Eating pussy has just become very popular to black men. From my experience black men are a little more selfish in the love department. They want their head first before they do anything else. White men do not hold giving head over your head. IF you want to do it, cool, if not, cool. I mean do not get me wrong all men love to get head, just like all women love to get their lady bits ate out. But they also love to see their women cum first. I am always taken care of in that department. It makes you want to get down on those knees and please your man when they take care of your first. My white men have all been adventurous in the bed. It was a white man who first introduced me to anal and tossed my salad. I have had the kinkiest and best sex with white men. All men cheat do not get me wrong and all men can be players. But at least I do not have to deal with ten baby mothers. Mostly because my white men are willing to help me pay for the things I need in order for me to not get pregnant.
I do not like going to the club. And black men my age and a couple years ahead, love to go to the club. They like to shout out for their friends and drop big money on bottles of vodka that cost like $20 in the liquor store but be $200 in the club. I like to go to the bar and dance and have a good time without the pressure of having to impress people I do not even know. I get dressed up and shit, but I do not have to get dressed to the nines like when I do go out with my majority black friends. Its less pressure. I am sure I can find black men who are interested in what I like to do. I am not giving up on that. But it is easier to meet white men at the places I do like to go to though. I am not being groped at the bar like I would be in the club.

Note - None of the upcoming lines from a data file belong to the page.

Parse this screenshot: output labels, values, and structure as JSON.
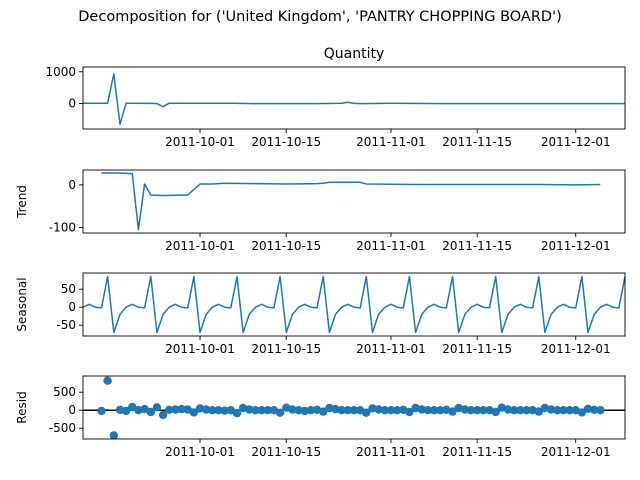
{
  "figure": {
    "suptitle": "Decomposition for ('United Kingdom', 'PANTRY CHOPPING BOARD')"
  },
  "colors": {
    "series": "#1f77b4",
    "axis": "#000000",
    "background": "#ffffff"
  },
  "chart_data": [
    {
      "type": "line",
      "title": "Quantity",
      "ylabel": "",
      "xlim": [
        "2011-09-12",
        "2011-12-09"
      ],
      "ylim": [
        -800,
        1150
      ],
      "yticks": [
        0,
        1000
      ],
      "xticks": [
        "2011-10-01",
        "2011-10-15",
        "2011-11-01",
        "2011-11-15",
        "2011-12-01"
      ],
      "x": [
        "2011-09-12",
        "2011-09-16",
        "2011-09-17",
        "2011-09-18",
        "2011-09-19",
        "2011-09-23",
        "2011-09-24",
        "2011-09-25",
        "2011-09-26",
        "2011-09-27",
        "2011-10-06",
        "2011-10-10",
        "2011-10-20",
        "2011-10-24",
        "2011-10-25",
        "2011-10-26",
        "2011-10-27",
        "2011-11-01",
        "2011-11-10",
        "2011-11-20",
        "2011-12-09"
      ],
      "y": [
        10,
        10,
        930,
        -650,
        10,
        5,
        0,
        -100,
        10,
        10,
        10,
        0,
        0,
        10,
        40,
        5,
        0,
        10,
        0,
        0,
        0
      ]
    },
    {
      "type": "line",
      "title": "",
      "ylabel": "Trend",
      "xlim": [
        "2011-09-12",
        "2011-12-09"
      ],
      "ylim": [
        -113,
        35
      ],
      "yticks": [
        0,
        -100
      ],
      "xticks": [
        "2011-10-01",
        "2011-10-15",
        "2011-11-01",
        "2011-11-15",
        "2011-12-01"
      ],
      "x": [
        "2011-09-15",
        "2011-09-18",
        "2011-09-19",
        "2011-09-20",
        "2011-09-21",
        "2011-09-22",
        "2011-09-23",
        "2011-09-25",
        "2011-09-28",
        "2011-09-29",
        "2011-10-01",
        "2011-10-03",
        "2011-10-05",
        "2011-10-10",
        "2011-10-15",
        "2011-10-20",
        "2011-10-21",
        "2011-10-22",
        "2011-10-27",
        "2011-10-28",
        "2011-11-05",
        "2011-11-10",
        "2011-11-15",
        "2011-11-25",
        "2011-12-01",
        "2011-12-05"
      ],
      "y": [
        28,
        28,
        27,
        26,
        -105,
        2,
        -24,
        -25,
        -24,
        -24,
        2,
        2,
        4,
        3,
        2,
        3,
        4,
        6,
        6,
        2,
        1,
        1,
        1,
        1,
        0,
        1
      ]
    },
    {
      "type": "line",
      "title": "",
      "ylabel": "Seasonal",
      "xlim": [
        "2011-09-12",
        "2011-12-09"
      ],
      "ylim": [
        -80,
        95
      ],
      "yticks": [
        50,
        0,
        -50
      ],
      "xticks": [
        "2011-10-01",
        "2011-10-15",
        "2011-11-01",
        "2011-11-15",
        "2011-12-01"
      ],
      "x_start": "2011-09-12",
      "weekly_pattern": [
        0,
        8,
        0,
        -2,
        85,
        -70,
        -20
      ],
      "x_end": "2011-12-09"
    },
    {
      "type": "scatter",
      "title": "",
      "ylabel": "Resid",
      "xlim": [
        "2011-09-12",
        "2011-12-09"
      ],
      "ylim": [
        -800,
        950
      ],
      "yticks": [
        500,
        0,
        -500
      ],
      "xticks": [
        "2011-10-01",
        "2011-10-15",
        "2011-11-01",
        "2011-11-15",
        "2011-12-01"
      ],
      "baseline": 0,
      "x_start": "2011-09-15",
      "x_end": "2011-12-05",
      "y": [
        -20,
        820,
        -700,
        10,
        -20,
        90,
        0,
        30,
        -50,
        80,
        -130,
        10,
        20,
        30,
        20,
        -60,
        50,
        20,
        0,
        0,
        -10,
        0,
        -80,
        60,
        20,
        0,
        0,
        0,
        0,
        -70,
        70,
        20,
        0,
        -20,
        0,
        10,
        -40,
        60,
        30,
        0,
        0,
        0,
        0,
        -70,
        50,
        20,
        0,
        0,
        0,
        10,
        -50,
        60,
        20,
        0,
        0,
        0,
        10,
        -40,
        60,
        20,
        0,
        0,
        0,
        0,
        -50,
        70,
        20,
        0,
        0,
        0,
        0,
        -40,
        60,
        20,
        0,
        0,
        0,
        0,
        -60,
        40,
        10,
        0
      ]
    }
  ]
}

For me what it really comes down to is sex and stability. The stability part is what is most important for me. I know with my older white men, if I am out, I know they are not out at all hours trying to pick up girls. They are usually out with their old friends who may be married or in relationships. More of their friends are in relationships which rubs off on them. My old white men like to stay in the house. They are not out every weekend. White men my age could be compared to black men my age. But I do not date men my age in general whether they are white or black or spanish or whatever. I like to date older men. So maybe this isn’t about white and black, maybe its about older men versus men my own age. I think most of the issues is about men my own age. So if I erase, white vs. black it really does come down to older vs. my age.
I have not given up on my black men. I do still try to go on dates with them. But my priorities are very different. What I like to do is very different so sometimes it is hard to relate. I come from a mixed family. I have whites and blacks in my family. I do not think that just because I am black that I have to date my own race. If I am attracted to a man, then I will date that man.